Critique de Tistou (, Inscrit le 10 mai 2004, 68 ans) - 8 octobre 2017

Pas étonnant que Yan Lianke ait dû démissionner de l’armée (il a commencé sa carrière à vingt ans comme « écrivain de l’armée ») ! Si certains de ses romans sont, parait-il, appréciés en Chine et par les Chinois (et donc les autorités) d’autres – et comme par hasard les deux premiers lus « Le rêve du village des Ding » et « Bons baisers de Lénine » - ne cachent rien de la violence terrible des autorités, d’un pouvoir communiste omnipotent vis-à-vis du peuple, et notamment de sa partie la plus démunie et fragile ; les paysans.
Yan Lianke le fait dans « Bons baisers de Lénine » aussi bien de manière explicite que de manière allégorique, sur le mode fable. C’est que le biais qu’il a choisi pour nous narrer cette histoire est complètement grotesque, d’un grotesque assumé comme d’ailleurs le pouvoir chinois, capable de laisser crever un Prix Nobel de la Paix en prisonnier politique, assume son côté grotesque et dangereux.
Qu’on imagine : l’histoire est en fait celle d’un cadre local, Liu Yingque, chef de district dans la région du Henan, ambitieux comme un politique sait l’être et qui conçoit l’idée génialement foutraque de racheter la dépouille de Lénine pour l’installer dans son district et susciter ainsi un élan touristique qui générera un flot de revenus sur le district (et chez les obligés de Liu Yingque après qu’il se soit servi bien entendu). Dans le genre ; pourquoi ne pas avoir proposé de faire venir tous les ours polaires du Groenland sur la côte du Pas de Calais pour relancer le tourisme ?! Bon, mais c’est de la dépouille de Lénine dont il est question.
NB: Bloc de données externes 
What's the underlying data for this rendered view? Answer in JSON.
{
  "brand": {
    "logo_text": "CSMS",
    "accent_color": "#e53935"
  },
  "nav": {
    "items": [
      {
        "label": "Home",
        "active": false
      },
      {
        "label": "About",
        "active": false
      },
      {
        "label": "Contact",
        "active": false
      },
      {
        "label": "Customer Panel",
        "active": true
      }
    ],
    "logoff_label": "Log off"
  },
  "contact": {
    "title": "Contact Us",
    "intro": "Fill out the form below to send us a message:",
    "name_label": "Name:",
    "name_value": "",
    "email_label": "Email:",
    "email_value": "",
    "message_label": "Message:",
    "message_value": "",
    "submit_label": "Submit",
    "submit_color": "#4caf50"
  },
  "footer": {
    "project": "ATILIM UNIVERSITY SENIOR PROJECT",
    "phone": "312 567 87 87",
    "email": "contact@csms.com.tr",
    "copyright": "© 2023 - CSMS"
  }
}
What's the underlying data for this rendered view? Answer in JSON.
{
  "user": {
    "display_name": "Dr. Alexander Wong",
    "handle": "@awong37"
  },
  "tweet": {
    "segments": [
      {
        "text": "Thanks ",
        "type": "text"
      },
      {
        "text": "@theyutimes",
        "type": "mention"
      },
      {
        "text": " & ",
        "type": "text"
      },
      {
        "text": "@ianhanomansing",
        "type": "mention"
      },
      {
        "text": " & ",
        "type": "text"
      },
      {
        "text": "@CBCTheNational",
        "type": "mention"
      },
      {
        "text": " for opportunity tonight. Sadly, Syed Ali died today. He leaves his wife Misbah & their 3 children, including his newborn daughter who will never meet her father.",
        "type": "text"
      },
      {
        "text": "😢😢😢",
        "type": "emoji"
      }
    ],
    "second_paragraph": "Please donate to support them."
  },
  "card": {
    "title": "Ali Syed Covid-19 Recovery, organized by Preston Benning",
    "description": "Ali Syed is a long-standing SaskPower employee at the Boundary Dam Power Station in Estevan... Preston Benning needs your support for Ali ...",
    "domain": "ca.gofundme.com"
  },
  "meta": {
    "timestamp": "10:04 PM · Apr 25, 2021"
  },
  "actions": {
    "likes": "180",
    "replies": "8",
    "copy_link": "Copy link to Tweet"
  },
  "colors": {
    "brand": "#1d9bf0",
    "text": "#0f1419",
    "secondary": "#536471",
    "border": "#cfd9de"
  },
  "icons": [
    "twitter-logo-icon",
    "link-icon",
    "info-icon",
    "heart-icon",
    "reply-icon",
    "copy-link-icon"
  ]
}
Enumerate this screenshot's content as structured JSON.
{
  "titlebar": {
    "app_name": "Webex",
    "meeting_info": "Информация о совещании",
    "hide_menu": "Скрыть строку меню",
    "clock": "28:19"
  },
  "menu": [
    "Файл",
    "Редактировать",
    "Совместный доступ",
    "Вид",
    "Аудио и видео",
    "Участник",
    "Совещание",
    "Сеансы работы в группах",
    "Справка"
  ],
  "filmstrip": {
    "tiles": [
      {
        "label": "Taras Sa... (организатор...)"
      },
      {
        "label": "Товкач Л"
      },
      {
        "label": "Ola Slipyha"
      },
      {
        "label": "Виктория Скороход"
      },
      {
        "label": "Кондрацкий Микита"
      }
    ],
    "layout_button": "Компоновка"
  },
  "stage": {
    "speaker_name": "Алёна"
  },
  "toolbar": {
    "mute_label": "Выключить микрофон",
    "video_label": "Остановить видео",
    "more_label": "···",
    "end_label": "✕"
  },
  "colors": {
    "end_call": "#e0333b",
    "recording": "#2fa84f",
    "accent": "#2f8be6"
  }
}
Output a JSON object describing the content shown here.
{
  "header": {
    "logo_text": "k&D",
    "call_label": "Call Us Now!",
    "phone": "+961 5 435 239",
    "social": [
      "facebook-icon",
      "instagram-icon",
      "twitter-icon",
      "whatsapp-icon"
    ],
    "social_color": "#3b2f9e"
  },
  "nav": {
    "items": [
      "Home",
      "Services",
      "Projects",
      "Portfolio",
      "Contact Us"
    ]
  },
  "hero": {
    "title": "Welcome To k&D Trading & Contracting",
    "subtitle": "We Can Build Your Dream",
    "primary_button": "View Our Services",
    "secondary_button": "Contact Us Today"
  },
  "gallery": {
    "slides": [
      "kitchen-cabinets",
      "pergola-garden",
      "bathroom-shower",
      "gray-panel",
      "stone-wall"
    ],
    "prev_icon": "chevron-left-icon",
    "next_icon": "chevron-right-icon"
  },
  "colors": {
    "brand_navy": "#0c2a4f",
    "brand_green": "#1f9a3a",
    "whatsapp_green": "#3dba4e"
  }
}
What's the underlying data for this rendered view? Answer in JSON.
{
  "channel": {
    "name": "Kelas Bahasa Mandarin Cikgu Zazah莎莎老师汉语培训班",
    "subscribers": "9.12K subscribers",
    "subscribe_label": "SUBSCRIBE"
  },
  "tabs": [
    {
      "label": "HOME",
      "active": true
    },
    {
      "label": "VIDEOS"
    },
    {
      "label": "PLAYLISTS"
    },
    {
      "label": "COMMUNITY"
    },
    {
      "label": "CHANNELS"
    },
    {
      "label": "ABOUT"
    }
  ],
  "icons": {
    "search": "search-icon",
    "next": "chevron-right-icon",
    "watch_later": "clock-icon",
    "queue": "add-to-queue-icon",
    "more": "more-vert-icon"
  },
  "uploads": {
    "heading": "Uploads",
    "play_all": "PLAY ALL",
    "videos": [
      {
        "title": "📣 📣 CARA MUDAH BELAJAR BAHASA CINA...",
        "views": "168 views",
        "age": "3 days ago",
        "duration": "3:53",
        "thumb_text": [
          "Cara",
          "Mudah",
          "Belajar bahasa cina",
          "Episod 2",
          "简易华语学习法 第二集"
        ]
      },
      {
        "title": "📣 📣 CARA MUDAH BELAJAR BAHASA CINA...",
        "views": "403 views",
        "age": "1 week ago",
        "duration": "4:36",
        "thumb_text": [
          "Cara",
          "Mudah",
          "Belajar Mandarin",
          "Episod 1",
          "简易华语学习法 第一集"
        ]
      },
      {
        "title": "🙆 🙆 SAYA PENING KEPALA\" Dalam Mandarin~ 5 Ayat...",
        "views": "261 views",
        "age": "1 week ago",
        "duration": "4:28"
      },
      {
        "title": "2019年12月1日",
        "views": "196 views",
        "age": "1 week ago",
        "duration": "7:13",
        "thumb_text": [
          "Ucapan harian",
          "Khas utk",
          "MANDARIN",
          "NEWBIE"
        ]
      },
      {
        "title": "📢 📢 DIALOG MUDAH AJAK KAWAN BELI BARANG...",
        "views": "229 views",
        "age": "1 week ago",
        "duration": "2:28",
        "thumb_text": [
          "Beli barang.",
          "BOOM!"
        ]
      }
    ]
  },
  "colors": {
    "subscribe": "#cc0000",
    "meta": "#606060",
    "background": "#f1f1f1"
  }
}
Bien sûr, Liu Yingque ne table pas sur le fait que les Russes cèdent Lénine pour rien. Il faut de l’argent. Beaucoup d’argent. Qu’à cela ne tienne, Liu Yingque (et donc son papa, Yan Lianke) n’est pas avare en absurdité. Il existe dans son district un village « spécial », Benaise, où depuis des lustres les infirmes et les éclopés se regroupent ( manchots, aveugles, sourds, paralytiques, muets, amputés, …), vivent là et s’organisent entre eux. Pas avare en absurdité et en grotesque, Liu Yingque conçoit donc l’idée que chacun de ces infirmes ayant dû compenser son handicap pour survivre en développant une ou des facultés pas ordinaires, ceci peut constituer en tant que tel autant de numéros de cirque qu’il suffit de faire tourner, d’abord aux environs, puis dans la Chine délicieusement inhumaine.
Nous sommes dans un roman et donc ça marche. C’est le succès. L’argent rentre à flots et les artistes sont copieusement exploités – c’est d’ailleurs, à mon sens, là que la charge de Yan Lianke sur la perversité et l’inhumanité du régime est la plus violente.
Benaise a toujours vécu un peu à part du monde réel – je dirais, du monde réellement déshumanisé qu’est le paradis communiste à la chinoise dans les campagnes ! – et est dirigée, de manière consensuelle plus qu’officielle, par Mao Zhi, ancienne combattante de l’armée populaire, rangée des cadres. Mao Zhi perçoit bien la perversité du dessein – et surtout de sa mise en œuvre – de liu Yingque et tente d’abord de s’y opposer, puis d’accompagner le projet en tentant d’en limiter la casse et de faire en sorte que les « Benaisiens » en tirent quand même profit. Version chinoise du pot de fer contre le pot de terre. Et là aussi, grosse charge contre l’omnipotence de l’Administration et du Parti.
On le constate, la fable part sur des postulats hallucinés et l’onirisme, d’ordinaire plutôt sud américain, n’est pas loin. En outre, à l’instar d’un Andrea Camilleri qui truffe ses romans de « sicilianismes » qui posent quelques soucis à ses traducteurs, Yan Lianke invente ce qui serait un idiome des Benaisiens et se sert des notes de fin de chapitre (notes qui constituent parfois des chapitres entiers !) explicitant ces termes spécifiques pour faire avancer l’histoire, donner des explications sur les tenants et aboutissants d’un fait particulier, gloser. Le traducteur a dû s’amuser !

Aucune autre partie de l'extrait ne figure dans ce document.